Концепции власти в средневековой Руси XIV-XVI вв. - Василий Телицын
Шрифт:
Интервал:
Закладка:
При этом «отчинный» принцип передачи власти, о котором говорилось ранее, вполне мог уживаться с представлениями о том, что только ордынскихй хан может распоряжаться судьбой великого княжения Владимирского. Московский книжник XVI в. в Никоновской летописи передает слова Тохтамыша, обращенные к Михаилу Тверскому, когда тот, будучи в Орде, заявил о своих претензиях на Владимирское княжение: «азъ услусы своя самь знаю, и киждо князь Русский на моемъ улусе, а на своем отечестве, живетъ по старине, а мне служитъ правдою, и азъ его жалую; а что неправда предо мною улусника моего князя Дмитреа Московскаго, и азъ его поустрашилъ, и онъ мне служитъ правдою, и язъ его жалую по старине во отчине его… (выделено мной. – В.Т.)»[267]. Это подтверждают также великокняжеские летописные своды второй половины XV в.[268], содержащие наиболее полный рассказ о борьбе за великокняжеский престол во второй четверти XV в., излагаемый с позиций уже одержавшего победу Василия II. Боярин Василия II Иван Дмитриевич говорит хану следующие слова: «Нашь государь великы князь Василе и ищетъ стола своего великого княжениа, а твоего улусу по твоему цареву жалованию и по твоим девтерем и ярлыком… А и государь нашь князь велики Василеи Дмитриевич великое княжение дал своему сыну великому князю Василью, а по твоему жалованию вольного царя… (выделено мной. – В.Т.)»[269]. В данных случаях мы можем видеть, как существующая с конца XIV в. практика передачи власти в московском княжеском доме сосуществовала вместе с признанием вассальной зависимости от Орды, которая выражалась в выдаче ханского ярлыка.

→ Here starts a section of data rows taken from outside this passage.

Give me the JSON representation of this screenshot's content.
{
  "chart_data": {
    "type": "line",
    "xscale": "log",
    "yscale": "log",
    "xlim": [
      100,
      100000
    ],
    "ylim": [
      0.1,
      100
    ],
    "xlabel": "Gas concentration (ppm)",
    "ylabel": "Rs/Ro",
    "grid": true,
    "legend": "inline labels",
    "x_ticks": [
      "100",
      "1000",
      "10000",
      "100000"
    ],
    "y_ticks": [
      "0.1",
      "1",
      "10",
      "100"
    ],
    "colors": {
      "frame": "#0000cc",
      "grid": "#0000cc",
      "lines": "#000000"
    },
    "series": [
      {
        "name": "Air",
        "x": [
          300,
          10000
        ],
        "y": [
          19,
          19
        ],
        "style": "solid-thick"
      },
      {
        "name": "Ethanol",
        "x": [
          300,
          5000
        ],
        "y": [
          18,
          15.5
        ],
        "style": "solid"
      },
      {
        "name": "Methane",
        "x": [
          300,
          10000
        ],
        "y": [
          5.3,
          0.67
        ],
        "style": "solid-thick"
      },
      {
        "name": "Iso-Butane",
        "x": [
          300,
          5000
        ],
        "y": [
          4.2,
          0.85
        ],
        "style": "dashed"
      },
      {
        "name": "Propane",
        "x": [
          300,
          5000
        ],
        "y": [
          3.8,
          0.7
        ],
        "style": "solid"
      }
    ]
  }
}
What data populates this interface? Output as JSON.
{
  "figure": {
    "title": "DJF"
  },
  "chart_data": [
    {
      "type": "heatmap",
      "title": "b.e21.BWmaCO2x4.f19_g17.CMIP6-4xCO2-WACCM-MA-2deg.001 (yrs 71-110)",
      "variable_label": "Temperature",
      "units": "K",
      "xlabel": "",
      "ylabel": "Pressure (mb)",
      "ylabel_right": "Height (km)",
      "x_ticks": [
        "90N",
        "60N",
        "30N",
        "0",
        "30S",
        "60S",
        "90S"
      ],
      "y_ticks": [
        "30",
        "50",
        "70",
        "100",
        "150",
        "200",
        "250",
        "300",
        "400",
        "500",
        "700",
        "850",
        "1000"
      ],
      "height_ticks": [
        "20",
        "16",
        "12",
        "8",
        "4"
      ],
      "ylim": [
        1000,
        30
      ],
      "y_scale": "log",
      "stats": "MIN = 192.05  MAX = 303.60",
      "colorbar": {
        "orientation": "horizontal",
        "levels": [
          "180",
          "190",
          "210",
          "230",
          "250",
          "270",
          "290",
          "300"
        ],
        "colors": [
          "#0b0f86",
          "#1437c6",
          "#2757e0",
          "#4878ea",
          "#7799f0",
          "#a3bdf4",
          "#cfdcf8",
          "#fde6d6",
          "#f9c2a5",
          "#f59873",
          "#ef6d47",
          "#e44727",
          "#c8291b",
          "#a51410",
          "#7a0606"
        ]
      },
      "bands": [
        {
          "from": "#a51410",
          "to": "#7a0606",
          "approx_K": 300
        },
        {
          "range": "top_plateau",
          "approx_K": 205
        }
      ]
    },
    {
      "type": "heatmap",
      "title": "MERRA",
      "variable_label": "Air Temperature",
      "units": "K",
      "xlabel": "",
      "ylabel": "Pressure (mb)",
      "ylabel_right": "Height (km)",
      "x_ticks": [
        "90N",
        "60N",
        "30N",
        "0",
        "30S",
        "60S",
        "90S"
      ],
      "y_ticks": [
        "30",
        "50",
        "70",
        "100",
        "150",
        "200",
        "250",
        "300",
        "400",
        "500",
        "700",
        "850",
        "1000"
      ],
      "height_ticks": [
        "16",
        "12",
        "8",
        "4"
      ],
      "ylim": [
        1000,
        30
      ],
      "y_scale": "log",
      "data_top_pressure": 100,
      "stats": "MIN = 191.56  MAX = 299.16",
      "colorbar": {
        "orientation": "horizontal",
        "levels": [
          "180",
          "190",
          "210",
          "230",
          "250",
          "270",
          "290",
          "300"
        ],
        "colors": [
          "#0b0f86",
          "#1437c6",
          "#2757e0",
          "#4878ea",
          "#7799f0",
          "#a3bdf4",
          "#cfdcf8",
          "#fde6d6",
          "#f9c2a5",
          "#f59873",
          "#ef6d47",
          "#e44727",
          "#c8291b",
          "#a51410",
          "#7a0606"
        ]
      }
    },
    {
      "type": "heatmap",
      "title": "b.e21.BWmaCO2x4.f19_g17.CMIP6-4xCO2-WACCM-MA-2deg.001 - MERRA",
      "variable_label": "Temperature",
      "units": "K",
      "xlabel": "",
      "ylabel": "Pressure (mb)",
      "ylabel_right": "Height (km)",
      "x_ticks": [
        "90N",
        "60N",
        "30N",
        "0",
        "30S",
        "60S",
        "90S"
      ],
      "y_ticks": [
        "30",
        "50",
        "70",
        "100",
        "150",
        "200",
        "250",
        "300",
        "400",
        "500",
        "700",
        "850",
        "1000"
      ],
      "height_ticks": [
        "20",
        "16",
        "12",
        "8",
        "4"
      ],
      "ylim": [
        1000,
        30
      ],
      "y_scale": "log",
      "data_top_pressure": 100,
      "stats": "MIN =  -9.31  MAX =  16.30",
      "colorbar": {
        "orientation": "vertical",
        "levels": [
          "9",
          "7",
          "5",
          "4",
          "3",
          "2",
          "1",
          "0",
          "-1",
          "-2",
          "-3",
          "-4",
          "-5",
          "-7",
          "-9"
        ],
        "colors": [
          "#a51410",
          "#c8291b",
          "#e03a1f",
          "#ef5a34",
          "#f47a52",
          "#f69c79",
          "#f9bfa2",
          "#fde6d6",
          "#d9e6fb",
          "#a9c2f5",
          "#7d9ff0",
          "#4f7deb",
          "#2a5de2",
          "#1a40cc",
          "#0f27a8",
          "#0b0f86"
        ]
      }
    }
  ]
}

В период монгольской зависимости на ханов Золотой Орды, являющихся верховными правителями русских земель, древнерусскими книжниками были перенесены представления о божественном происхождении власти. В уже упоминаемом нами сочинении Анастасия приведены две поучительные повести: о царе Фоке Мучителе и о беззаконном граде Вифаиде. При этом, по словам М.А. Дьяконова, данная тема получила широкое распространение в Древней Руси, так как именно в монгольский период ханы Золотой Орды, на которых были перенесены отвлеченные представления о божественном происхождении власти, впервые могли быть причислены к числу царей мучителей. Вместе с тем, как отмечает А.А. Горский, в сочинениях древнерусских книжников второй половины XIII – первой половины XIV в., т. е. периода, когда власть Орды была особенно прочной и жестокой, почти нет уничижительных эпитетов по отношению к законным правителям Орды. Исключения, по словам исследователя, содержатся в «Повести о Михаиле Тверском», где ордынский правитель хан Узбек именуется «беззаконным», «законопреступным» и «окаянным», а также в тверском рассказе об антиордынском восстании 1327 г., где к тому же хану применен эпитет «беззаконный». При этом первые два эпитета довольно мягкие и указывают лишь на то, что этот правитель, принявший ислам в качестве государственной религии в Золотой Орде, не знает истинного закона, т. е. не является христианским царем[270].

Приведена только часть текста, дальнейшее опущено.